It seems like I've been getting asked the question "do you you have any big plans?" a lot lately. Friends, colleagues, people I meet in casual encounters ask this question in a friendly, non-threatening conversational tone, querying me about my weekends, my Thanksgiving festivities, and perhaps soon about the upcoming holidays. I find myself feeling puzzled by the question and a little perplexed as to how to answer it. I'm puzzled because at age fifty-three I thought I had passed the point where I was supposed to have "big plans" (beyond perhaps retirement). I'm perplexed because, well, I do have some plans, but they don't particularly involve anyone other than my husband and me. We celebrate virtually every holiday that exists in the Hindu, Christian, American, Indian, and sometimes Jewish, Muslim, and Pan-African calendar. We carry out these almost weekly festivities to honor abundance, harvests, social justice, and perhaps most importantly the value we seek to build in ourselves.
We began talking about Thanksgiving sometime in September. Actually, we began talking about Thanksgiving sometime last winter when we argued over whether or not to raise ducks, with the goal of having one of the ducks we raised for a festive Thanksgiving dinner. We are in fact having a duck for Thanksgiving, though it is not one of ours, as the project became one we decided to defer to 2016. (We will do it next year!) But, because we arranged to get the duck from another couple who farms, we were unsure as to whether to have it on the actual Thanksgiving Day or on the Sunday before. This is because we thought the duck might arrive fresh -- not frozen -- and would be best roasted and eaten as soon as we received. So we had initially planned to have it tomorrow night, five days before the great turkey day, until we discovered this morning that the duck was coming to us frozen. That caused an alteration in plans, which made me feel grateful that we had not made any "big plans."
The idea of "big plans" calls up a certain level of anxiety for me. As a child growing up in Indiana with immigrant Indian parents, "big plans" didn't really cohere well with the normative American and Christian festivals. Our family did have a Thanksgiving meal, but because my parents were vegetarian it was always embarrassingly devoid of turkey. We did celebrate Christmas, but because we were Hindu, no midnight Mass or celebration of Jesus being born in a creche was part of our yearly ritual. In my teen years, the absence of celebration mounted because my parents -- as the owners of a small hobby and craft shop -- usually were working around the clock during the holidays to ensure that others would get the gifts and the pleasures to make their festivities lovely and memorable. Ours were mostly about taking a day off, a day of rest.
In young adulthood -- namely my twenties and early thirties -- I compensated by creating "big plans": elaborate dinners, sometimes three or four Thanksgiving dinners that would spill out over the four day weeks; holiday parties and gift lists and card lists that would grow more elaborate each year. These were fun years but ultimately tiring ones. There's only so much grog and eggnog that one can ingest before it seems like too much. As my thirties melted into my forties, I often found myself volunteering to work the holiday shifts at various jobs that I held so that others could be with their families and loved ones. I usually was living by myself in these years. I had friends and I had family but usually no one nearby. I never minded this situation, except when I was reminded of its oddity. Being alone over the holidays was simply not perceived as a normal state of occurrence. Hence, the reminders raised more anxieties for me.

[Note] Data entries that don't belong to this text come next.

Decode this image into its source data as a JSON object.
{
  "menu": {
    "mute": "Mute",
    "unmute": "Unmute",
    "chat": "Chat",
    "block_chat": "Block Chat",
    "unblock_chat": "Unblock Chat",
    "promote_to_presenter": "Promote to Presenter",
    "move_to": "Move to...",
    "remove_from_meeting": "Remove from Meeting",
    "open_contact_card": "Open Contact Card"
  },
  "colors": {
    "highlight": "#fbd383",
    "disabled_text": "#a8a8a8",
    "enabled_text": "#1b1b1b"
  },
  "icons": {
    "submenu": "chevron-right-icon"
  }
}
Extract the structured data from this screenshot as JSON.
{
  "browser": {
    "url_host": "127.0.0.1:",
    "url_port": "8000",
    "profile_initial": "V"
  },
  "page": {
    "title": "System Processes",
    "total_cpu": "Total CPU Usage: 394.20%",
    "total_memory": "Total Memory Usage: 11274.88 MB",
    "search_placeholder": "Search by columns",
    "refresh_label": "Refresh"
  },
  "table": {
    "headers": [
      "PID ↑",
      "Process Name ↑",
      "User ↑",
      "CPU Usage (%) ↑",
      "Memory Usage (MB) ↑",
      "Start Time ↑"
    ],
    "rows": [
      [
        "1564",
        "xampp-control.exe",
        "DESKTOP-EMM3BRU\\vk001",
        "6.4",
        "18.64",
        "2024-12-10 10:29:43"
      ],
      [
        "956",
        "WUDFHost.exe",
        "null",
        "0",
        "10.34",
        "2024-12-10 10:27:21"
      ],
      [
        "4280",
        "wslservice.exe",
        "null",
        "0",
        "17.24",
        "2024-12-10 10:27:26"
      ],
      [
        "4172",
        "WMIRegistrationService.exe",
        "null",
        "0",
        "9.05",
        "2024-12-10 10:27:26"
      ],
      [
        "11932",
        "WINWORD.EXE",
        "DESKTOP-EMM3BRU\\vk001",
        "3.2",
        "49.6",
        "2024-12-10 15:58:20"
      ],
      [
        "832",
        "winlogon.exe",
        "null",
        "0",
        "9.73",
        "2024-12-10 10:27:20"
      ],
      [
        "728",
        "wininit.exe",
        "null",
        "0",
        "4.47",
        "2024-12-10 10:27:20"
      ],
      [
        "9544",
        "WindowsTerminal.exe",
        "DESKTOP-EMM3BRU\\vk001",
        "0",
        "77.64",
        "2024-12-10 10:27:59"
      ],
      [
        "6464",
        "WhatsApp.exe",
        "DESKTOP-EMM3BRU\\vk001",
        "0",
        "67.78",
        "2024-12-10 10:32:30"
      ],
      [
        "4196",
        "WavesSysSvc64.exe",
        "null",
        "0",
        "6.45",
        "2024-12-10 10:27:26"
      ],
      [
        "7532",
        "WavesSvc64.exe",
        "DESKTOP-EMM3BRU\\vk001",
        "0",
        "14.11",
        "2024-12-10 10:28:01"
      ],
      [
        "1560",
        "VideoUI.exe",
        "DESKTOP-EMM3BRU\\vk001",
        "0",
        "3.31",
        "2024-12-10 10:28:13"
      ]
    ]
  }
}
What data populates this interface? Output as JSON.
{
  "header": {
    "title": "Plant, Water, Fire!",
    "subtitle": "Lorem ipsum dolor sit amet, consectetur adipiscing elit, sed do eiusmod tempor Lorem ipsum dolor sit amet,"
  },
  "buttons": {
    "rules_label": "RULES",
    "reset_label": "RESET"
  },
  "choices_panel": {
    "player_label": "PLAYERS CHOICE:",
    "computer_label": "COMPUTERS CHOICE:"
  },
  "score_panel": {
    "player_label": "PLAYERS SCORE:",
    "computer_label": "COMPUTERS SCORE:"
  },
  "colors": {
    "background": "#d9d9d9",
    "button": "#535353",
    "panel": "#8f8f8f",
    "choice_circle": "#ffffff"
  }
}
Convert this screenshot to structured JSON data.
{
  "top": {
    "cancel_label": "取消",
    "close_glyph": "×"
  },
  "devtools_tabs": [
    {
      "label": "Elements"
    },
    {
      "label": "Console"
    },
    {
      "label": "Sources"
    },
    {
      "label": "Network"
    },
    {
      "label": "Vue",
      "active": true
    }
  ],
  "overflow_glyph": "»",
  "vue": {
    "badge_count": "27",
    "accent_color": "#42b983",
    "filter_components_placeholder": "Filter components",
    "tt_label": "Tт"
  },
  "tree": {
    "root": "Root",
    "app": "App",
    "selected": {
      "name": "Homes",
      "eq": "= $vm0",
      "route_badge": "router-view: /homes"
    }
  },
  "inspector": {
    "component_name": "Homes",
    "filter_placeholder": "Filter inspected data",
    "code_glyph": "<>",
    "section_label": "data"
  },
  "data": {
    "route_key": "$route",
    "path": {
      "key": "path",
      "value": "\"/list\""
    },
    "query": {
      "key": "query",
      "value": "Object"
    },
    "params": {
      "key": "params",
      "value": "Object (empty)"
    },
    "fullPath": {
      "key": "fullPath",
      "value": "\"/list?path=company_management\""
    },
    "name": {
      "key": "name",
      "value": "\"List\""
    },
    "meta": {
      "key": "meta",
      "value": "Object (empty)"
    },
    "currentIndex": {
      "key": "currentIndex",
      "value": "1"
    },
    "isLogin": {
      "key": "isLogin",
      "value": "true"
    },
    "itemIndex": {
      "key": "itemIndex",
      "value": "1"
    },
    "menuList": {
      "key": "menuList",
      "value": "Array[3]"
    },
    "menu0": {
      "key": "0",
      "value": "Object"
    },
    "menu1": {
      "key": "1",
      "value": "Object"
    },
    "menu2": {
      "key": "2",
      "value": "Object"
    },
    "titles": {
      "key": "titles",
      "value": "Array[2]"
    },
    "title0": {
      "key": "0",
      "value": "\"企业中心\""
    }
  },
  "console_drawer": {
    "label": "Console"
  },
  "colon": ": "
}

At age forty-two, I got engaged to the man who is now my husband of ten years. We have been together for eleven-plus years, and together we are usually alone. I could choose to believe that this is the result of the two of us being social misfits who have no friends or of being itinerants who moved too many times in the early years of our adult lives to put down the kinds of roots that holidays together seem to demand. I prefer to think of it as being the result of simply enjoying the quiet solitude of being alone together and of being able to use a holiday as a day to celebrate the ordinary without added extravagance. Every day, I like to start the day with coffee and writing. Every day, I like to exercise and spend some time in fresh air. Every day, I like to cook and eat very good food. Every day, I like to meditate a little, relax with my cats, check up on the chickens and goats cavorting in the yard. Every day (stop reading if this sounds insane), I actually do like to work a little bit. A holiday seems like an opportunity to do these daily things without the pressure of being someplace on time (I usually am late); without the obligation of doing it all right (I usually mess up somewhere); and without the sometimes tedious tasks of life like meetings (those necessary aspects of professional life that are, well, frankly things in which we partake more out of necessity than joy). It is an opportunity to hit the snooze button on the alarm clock four times instead of three times -- or perhaps just to turn the alarm off entirely. It is an opportunity to make a possible plan -- like the two hour special Thanksgiving yoga session that looks awfully appealing right now but might not feel so appealing when 7 a.m. rolls around next Thursday -- and not carry it through. It's an opportunity to indulge in laziness without feeling guilt, or an opportunity to work without feeling the pressure of what one "should" be doing.
And so my "big plans" for the holidays are perhaps big in their radical state. They are about nothing -- and everything -- all at once.